Even with tight budgets, it’s possible to repurpose your libraries or media centers into 21st century makerspaces

For many of us in education, budget cuts are always a possibility. The challenge becomes how to make our services and programs truly stand out to stakeholders, so that we’re truly transforming what we’re doing to meet the needs of our students in today’s world. With that in mind, we recently re-introduced our media centers to our district community, Brevard County Schools in Florida, as a valuable and integral part of a student’s education that supports 21st-century skills

Our “a-ha” moment about how to make this rebrand a reality came at a tech conference. With a colleague, the two of us stopped at a 3D printer booth and we both had the same vision. We talked about repurposing the media centers into Innovation Centers where students had the opportunity to experience STEM activities through a maker format. We were excited about the chance to give our students the opportunity to truly envision, design, create, and walk away with a 3D printed model.

We approached the Brevard Schools Foundation and shared our vision. At the Foundation’s recommendation, we applied for and won a grant from Northrop Grumman. In developing a timeline and plan for implementing the grant, we identified six schools where the changes would start and made sure that they were willing and able to support this new program. One of our goals was to make the program replicable and sustainable. This was our chance to create a model that could be rolled out to other schools in the future.

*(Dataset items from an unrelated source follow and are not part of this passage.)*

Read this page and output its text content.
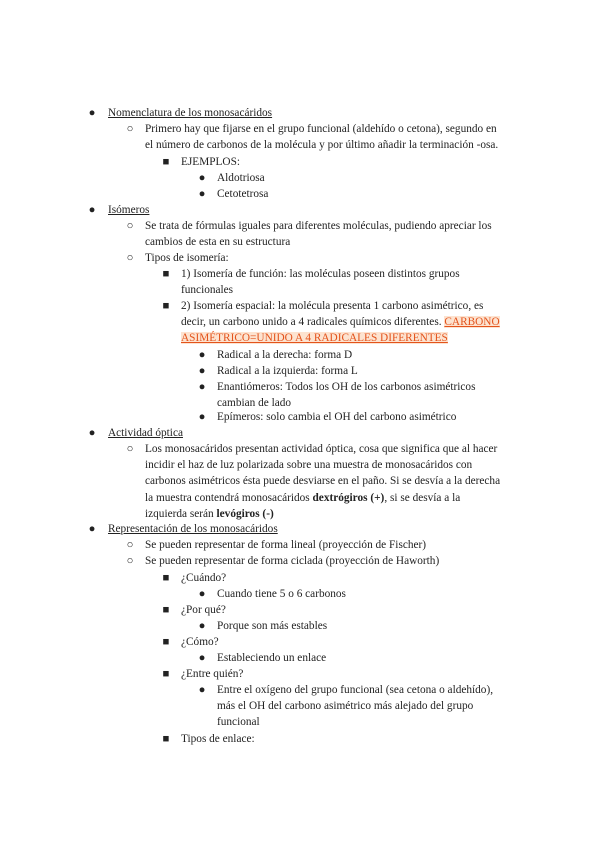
● Nomenclatura de los monosacáridos
○ Primero hay que fijarse en el grupo funcional (aldehído o cetona), segundo en

el número de carbonos de la molécula y por último añadir la terminación -osa.

■ EJEMPLOS:
● Aldotriosa
● Cetotetrosa
● Isómeros
○ Se trata de fórmulas iguales para diferentes moléculas, pudiendo apreciar los

cambios de esta en su estructura

○ Tipos de isomería:
■ 1) Isomería de función: las moléculas poseen distintos grupos

funcionales

■ 2) Isomería espacial: la molécula presenta 1 carbono asimétrico, es

decir, un carbono unido a 4 radicales químicos diferentes. CARBONO

ASIMÉTRICO=UNIDO A 4 RADICALES DIFERENTES

● Radical a la derecha: forma D
● Radical a la izquierda: forma L
● Enantiómeros: Todos los OH de los carbonos asimétricos

cambian de lado

● Epímeros: solo cambia el OH del carbono asimétrico
● Actividad óptica
○ Los monosacáridos presentan actividad óptica, cosa que significa que al hacer

incidir el haz de luz polarizada sobre una muestra de monosacáridos con

carbonos asimétricos ésta puede desviarse en el paño. Si se desvía a la derecha

la muestra contendrá monosacáridos dextrógiros (+), si se desvía a la

izquierda serán levógiros (-)

● Representación de los monosacáridos
○ Se pueden representar de forma lineal (proyección de Fischer)
○ Se pueden representar de forma ciclada (proyección de Haworth)
■ ¿Cuándo?
● Cuando tiene 5 o 6 carbonos
■ ¿Por qué?
● Porque son más estables
■ ¿Cómo?
● Estableciendo un enlace
■ ¿Entre quién?
● Entre el oxígeno del grupo funcional (sea cetona o aldehído),

más el OH del carbono asimétrico más alejado del grupo

funcional

■ Tipos de enlace:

We conducted a great deal of research on the internet, at conferences, and through collaboration with others who were already implementing a similar program. We are fortunate to live in area with a large technical industry, and we capitalized on that by reaching out and collaborating with them. Northrop Grumman not only provided the grant, but helped the sustainability of this project through their outreach program.

In terms of products for the project, we decided to fund items in categories such as 3D printing, coding and robotics, building and construction, electronics and circuits, consumables, and other materials. We knew that we also needed to help provide a starting point in terms of rethinking traditional furniture and replacing it with collaborative pieces. Some of our schools needed additional devices like tablets or laptops, and we were able to provide a few for each school.

Our budget didn’t allow for a lot of furniture, so we selected some inexpensive, adjustable tables with whiteboards on top. We picked simple chairs in bright colors to make the space more inviting and lively. We purchased three daVinci Jr 3D printers and a variety of mobile devices for each space. We also bought a 70” Promethean ActivPanel for each of our Innovation Centers. These panels help students to collaborate on projects, 3D modeling, and communication.